Gustavo Kuerten, homme de coeur(s)
« Si vous n’aviez pas été joueur de tennis, quelle profession auriez-vous voulu exercer ? » Drôle de début d’année 2003. Gustavo Kuerten, enfin revenu dans le top 20 mondial après une opération à la hanche qui l’a fait plonger au classement ATP et, un temps, songer à la reconversion professionnelle, réfléchit un instant puis offre sa réponse à la question posée par le magazine américain Tennis Week : « J’aurais pu être instituteur. J’aime travailler avec les enfants. » À vrai dire, on s’en doutait. Trois ans plus tôt, le 17 août 2000, il a fondé au Brésil un institut à son nom qui vise à améliorer l’inclusion sociale des enfants, adolescents et personnes handicapées par le biais d’initiatives sportives, éducatives et sociales, en finançant la construction de courts de tennis ou organisant des tournois de charité. Mais pourquoi cet engagement ? Car le Brésilien aux trois Roland-Garros a perdu son père à 8 ans, victime d’un infarctus alors qu’il arbitrait un match de tennis junior, et a grandi seul avec sa mère et ses deux frères. Détail d’importance : le cadet, Guilherme, a subi des complications à l’accouchement qui ont entraîné un handicap mental et physique.

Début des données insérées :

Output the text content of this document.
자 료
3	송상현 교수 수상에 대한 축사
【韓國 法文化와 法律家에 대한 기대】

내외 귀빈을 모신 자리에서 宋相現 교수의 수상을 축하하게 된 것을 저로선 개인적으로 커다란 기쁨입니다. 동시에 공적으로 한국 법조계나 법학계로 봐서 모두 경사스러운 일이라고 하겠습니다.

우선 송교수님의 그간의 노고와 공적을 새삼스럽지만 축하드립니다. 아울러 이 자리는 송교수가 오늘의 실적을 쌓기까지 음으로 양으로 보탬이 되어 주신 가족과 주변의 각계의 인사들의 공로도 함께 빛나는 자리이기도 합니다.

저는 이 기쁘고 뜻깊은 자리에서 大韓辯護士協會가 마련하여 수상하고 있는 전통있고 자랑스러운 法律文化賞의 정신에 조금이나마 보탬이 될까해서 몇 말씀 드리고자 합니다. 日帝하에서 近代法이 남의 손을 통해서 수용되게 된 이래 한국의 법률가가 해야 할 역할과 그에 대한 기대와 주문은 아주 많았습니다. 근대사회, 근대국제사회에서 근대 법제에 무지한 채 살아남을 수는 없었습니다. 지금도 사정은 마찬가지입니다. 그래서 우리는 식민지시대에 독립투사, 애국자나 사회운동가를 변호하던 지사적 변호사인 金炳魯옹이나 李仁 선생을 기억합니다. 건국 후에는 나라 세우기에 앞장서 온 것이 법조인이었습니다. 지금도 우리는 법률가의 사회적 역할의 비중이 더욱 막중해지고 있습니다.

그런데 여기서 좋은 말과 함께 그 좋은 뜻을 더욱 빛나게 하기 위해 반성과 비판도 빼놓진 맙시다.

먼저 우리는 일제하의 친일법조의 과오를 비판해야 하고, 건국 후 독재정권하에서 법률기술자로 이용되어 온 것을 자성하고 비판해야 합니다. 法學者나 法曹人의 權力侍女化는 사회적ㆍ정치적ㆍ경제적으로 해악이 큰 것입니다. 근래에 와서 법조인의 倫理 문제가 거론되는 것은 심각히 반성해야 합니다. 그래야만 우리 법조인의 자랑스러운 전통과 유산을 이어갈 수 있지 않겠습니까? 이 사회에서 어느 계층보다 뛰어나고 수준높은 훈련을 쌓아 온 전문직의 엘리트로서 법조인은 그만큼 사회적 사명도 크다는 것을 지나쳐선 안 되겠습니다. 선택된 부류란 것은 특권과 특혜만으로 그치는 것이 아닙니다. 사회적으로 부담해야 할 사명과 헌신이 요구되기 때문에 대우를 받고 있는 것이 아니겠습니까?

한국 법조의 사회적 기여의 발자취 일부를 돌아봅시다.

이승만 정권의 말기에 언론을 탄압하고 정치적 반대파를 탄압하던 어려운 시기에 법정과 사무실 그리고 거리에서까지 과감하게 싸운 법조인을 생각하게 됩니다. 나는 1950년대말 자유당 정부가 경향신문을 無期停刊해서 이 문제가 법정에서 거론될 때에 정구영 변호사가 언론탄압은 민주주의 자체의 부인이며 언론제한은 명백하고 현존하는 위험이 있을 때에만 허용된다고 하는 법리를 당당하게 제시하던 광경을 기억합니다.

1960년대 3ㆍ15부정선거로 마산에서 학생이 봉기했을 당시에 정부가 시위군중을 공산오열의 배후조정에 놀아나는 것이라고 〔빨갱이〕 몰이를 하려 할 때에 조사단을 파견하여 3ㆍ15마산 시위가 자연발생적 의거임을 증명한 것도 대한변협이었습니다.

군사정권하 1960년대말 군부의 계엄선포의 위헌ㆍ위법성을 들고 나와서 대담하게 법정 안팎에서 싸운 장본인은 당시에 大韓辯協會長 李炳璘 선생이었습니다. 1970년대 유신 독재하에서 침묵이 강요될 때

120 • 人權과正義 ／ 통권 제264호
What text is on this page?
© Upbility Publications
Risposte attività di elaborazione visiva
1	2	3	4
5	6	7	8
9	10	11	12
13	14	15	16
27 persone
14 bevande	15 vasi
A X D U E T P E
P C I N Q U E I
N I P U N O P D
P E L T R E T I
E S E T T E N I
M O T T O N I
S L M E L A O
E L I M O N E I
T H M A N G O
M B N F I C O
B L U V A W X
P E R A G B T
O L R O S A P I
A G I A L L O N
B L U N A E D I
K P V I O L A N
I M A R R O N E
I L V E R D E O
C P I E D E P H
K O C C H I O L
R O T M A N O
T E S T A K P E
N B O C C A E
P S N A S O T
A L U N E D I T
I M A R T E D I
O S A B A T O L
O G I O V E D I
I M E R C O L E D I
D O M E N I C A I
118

En 2008, un an après la mort de ce dernier à 28 ans, Gustavo expliquait au journal Le Monde : « Je crois que l’on a eu beaucoup de chance de vivre tout ce temps-là avec lui. Il était avec nous tout le temps et a servi de trait d’union pour notre famille. Si nous sommes aussi soudés, je pense que c’est un peu grâce à lui. (...) J’avais sous les yeux deux opposés : d’un côté, tout le glamour du circuit ; de l’autre, je le voyais, lui, avec son mode de vie différent. Il m’a aidé à regarder la vie plus simplement. » Enfant, Kuerten a vu sa mère présider une association municipale d’aide aux enfants handicapés et son frère Guilherme être heureux de simplement avoir la force de se servir d’une fourchette. Si bien qu’une fois devenu numéro 1 mondial, il n’était pas rare de le voir verser 200 dollars à une association de soutien aux handicapés à chaque tour passé lors d’un tournoi. Tandis que les grandes stars du circuit s’achetaient des berlines et des avions privés, lui roulait sur sa vieille moto et passait son temps libre sur sa planche de surf avec ses amis d’enfance, chez lui, à Florianópolis, la capitale de l’État de Santa Catarina, au Brésil. Si son quotidien est désormais entièrement dédié aux quelque 400 enfants aidés annuellement par son Institut Guga Kuerten, celui-ci revendiquait dans un bilan publié en 2022 un total de 108 000 personnes soutenues depuis 23 ans, à travers deux programmes, Champions de la vie et Actions spéciales, ainsi qu’un fonds de soutien aux projets sociaux. Incapable de jouer au tennis depuis plusieurs années à cause de ses douleurs à la hanche, Guga est aussi devenu un grand ambassadeur du tennis-fauteuil dans le monde. Le grand public a régulièrement pu le voir s’y adonner à l’occasion de la journée Tous en fauteuil, organisée chaque année à Roland-Garros, et notamment en 2016 où, parrain de l’opération, il avait échangé quelques balles avec Michaël Jeremiasz, ex-numéro 1 mondial de tennis-fauteuil en simple et double. Un homme de cœur, à tout point de vue.